Cuba Port Trade
This week saw a little confab at the Port of Tampa regarding trade with Cuba. From the Tribune article we learned the following:
“We certainly see opportunities in Cuba,” Tampa port director Richard Wainio said, emphasizing that largely depends on the lifting of the U.S. trade embargo that restricts U.S. shipments to Cuba, only 3 percent of which are handled by Florida ports.
So only 3% of all trade between the US and Cuba goes through Florida. Pretty much none goes through Tampa. What is the port going to do about that woefully poor number?
“Likely to serve” is not the same as “we are actively looking to get service.” So, again, what are you going to do about it?
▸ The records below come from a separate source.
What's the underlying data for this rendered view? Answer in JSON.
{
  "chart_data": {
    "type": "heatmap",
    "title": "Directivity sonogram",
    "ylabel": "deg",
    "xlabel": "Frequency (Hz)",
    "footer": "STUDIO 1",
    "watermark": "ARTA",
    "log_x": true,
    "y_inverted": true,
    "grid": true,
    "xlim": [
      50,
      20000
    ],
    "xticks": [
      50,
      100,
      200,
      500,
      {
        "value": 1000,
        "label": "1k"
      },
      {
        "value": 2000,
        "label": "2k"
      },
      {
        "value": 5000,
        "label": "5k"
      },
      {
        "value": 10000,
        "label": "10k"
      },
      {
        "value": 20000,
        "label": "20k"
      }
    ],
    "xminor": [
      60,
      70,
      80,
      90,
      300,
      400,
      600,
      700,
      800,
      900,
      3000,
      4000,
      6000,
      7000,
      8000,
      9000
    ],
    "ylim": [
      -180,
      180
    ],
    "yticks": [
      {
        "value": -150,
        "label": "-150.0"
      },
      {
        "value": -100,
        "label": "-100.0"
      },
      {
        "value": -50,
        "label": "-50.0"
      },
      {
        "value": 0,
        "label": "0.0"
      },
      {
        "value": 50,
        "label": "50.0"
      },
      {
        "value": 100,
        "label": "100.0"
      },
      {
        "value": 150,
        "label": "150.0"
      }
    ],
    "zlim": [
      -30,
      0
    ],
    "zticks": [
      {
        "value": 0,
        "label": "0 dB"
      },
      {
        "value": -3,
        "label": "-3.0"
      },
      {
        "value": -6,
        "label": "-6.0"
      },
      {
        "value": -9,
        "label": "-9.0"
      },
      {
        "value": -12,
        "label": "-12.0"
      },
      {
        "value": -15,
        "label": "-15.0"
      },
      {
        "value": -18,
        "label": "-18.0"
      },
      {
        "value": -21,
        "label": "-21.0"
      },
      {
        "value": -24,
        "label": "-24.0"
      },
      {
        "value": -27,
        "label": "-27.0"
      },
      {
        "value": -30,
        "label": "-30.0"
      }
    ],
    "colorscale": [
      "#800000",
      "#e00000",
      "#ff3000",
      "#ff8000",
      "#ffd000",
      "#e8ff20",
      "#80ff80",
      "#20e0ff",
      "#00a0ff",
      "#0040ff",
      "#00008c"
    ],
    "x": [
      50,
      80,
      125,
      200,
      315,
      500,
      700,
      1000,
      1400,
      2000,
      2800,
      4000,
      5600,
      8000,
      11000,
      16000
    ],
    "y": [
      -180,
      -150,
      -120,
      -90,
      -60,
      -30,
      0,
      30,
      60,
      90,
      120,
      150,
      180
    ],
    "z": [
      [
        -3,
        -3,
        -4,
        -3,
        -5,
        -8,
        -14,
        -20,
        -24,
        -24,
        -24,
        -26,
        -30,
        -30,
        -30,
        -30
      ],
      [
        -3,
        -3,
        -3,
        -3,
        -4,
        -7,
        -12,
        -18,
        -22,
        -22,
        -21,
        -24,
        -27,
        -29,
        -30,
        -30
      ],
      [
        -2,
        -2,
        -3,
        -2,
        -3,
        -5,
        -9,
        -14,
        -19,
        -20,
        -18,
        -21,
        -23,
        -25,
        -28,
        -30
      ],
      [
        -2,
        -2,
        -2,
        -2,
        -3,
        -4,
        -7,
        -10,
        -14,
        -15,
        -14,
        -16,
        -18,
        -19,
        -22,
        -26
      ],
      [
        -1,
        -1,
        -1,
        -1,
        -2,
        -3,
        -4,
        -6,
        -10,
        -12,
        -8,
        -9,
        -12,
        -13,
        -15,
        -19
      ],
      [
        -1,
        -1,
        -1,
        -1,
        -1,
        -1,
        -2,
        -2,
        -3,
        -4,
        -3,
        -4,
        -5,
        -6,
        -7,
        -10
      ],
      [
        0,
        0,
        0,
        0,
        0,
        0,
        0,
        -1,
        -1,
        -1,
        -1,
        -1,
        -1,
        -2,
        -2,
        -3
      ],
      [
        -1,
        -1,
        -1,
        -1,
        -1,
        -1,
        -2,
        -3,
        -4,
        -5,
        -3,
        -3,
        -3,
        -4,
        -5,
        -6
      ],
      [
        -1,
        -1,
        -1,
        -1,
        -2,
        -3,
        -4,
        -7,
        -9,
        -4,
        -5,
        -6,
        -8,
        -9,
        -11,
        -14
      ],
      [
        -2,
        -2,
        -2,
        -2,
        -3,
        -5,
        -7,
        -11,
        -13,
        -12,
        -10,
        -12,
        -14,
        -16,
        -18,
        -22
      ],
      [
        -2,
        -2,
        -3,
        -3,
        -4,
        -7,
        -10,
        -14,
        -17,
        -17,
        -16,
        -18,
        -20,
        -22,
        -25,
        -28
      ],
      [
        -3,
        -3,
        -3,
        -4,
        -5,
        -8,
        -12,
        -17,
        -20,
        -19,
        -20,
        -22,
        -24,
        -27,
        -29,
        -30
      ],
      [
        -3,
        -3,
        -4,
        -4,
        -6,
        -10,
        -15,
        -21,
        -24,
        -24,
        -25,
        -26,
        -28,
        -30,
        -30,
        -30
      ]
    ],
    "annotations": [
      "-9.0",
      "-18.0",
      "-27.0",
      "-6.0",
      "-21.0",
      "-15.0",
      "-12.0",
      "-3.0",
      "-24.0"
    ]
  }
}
In short, the answer to the question of “what are you going to do” is: nothing. In fact, it seems the plan is to let Cuba be the main station of Caribbean/Gulf and Tampa be the bit player stop on the long loop around the Gulf. More problematic is that the “trans-shipments” involve container cargo and, this report seems to confirm that, while other US ports are working to develop their container business to serve the Panama Canal, inaction is the plan for future container service to the Port.
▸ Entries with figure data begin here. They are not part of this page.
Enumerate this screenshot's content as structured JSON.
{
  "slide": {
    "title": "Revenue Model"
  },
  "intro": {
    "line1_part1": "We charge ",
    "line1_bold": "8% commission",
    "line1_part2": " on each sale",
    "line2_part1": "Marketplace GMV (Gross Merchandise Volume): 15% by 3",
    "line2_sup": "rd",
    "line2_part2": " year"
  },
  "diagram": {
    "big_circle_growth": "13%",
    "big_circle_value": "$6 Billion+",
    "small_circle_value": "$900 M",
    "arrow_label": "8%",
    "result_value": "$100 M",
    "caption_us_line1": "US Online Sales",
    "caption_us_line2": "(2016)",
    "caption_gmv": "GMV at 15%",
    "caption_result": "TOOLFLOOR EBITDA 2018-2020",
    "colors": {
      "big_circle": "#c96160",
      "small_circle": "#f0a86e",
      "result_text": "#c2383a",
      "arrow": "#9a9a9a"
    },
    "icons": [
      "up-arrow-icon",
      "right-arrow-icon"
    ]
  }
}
The article is headlined “Tampa port’s role in trade with Cuba hangs on U.S. stance” but the reality is that the Port’s role hangs on the Port’s stance, and that seems to be entirely passive, while Alabama, Texas and other states get the benefit of our inaction.
It appears the port’s board is also content with inaction and being a bit player. Why? Because they decided to give the director a 7% raise.
Tampasphere does not care if the director gets a raise if he is doing his job, but, as we have said over and over, where is the plan and vision for getting the port to be a more significant engine for the economy? He can do much better.
At least the port board restored $100,000/year funding to the streetcar. That is a helpful development.
We also learned from the Tribune the following:
Opponents over the years lambasted the streetcar system for ridership that averages a little more than 30 passengers an hour, or about 400,000 a year. However, the system recovers more of its operating costs — about 30 percent — from fares than does HART’s bus system.
Let’s go over that again. The streetcar covers more of its operating expenses than the buses. Sure there are more buses, but then again, people do not build developments and neighborhoods around bus stops. Why didn’t we hear than during the transportation referendum campaign or any other time before now?
The USF Poly saga goes on. There is much that could be said, but we want to see things play out a little more.
However, one thing that can be said is that the State Senator who is the champion of making USF Poly independent appears to be a man of his word. The Times reports that he told the youngest member of the state university system Board of Governors the following:
Alexander would later tell reporters that he never referenced any kind of “quid pro quo” and that he’s sure the people of Florida will see an independent polytechnic through even after he’s out of power.
Years ago, Alexander, who controls the state budget, wanted to bring a heart-health program to a hospital in his home district, but it was derailed by someone from a university in another area. After that, he said, the school that fought against him lost tens of millions of dollars.
This week we learned that the state senator is now asking for USF to be investigated. At least he was honest to the Board of Governors member.
Of course, politics is a massive, multiplayer game. Two other state senators are calling for USF Poly to be audited and/or for its chancellor to step down.
One other question, why is USF paying $500,000 for a video and hiring Santiago Calatrava to design a branch campus? What bout the main campus and the tens of thousands of people who go there?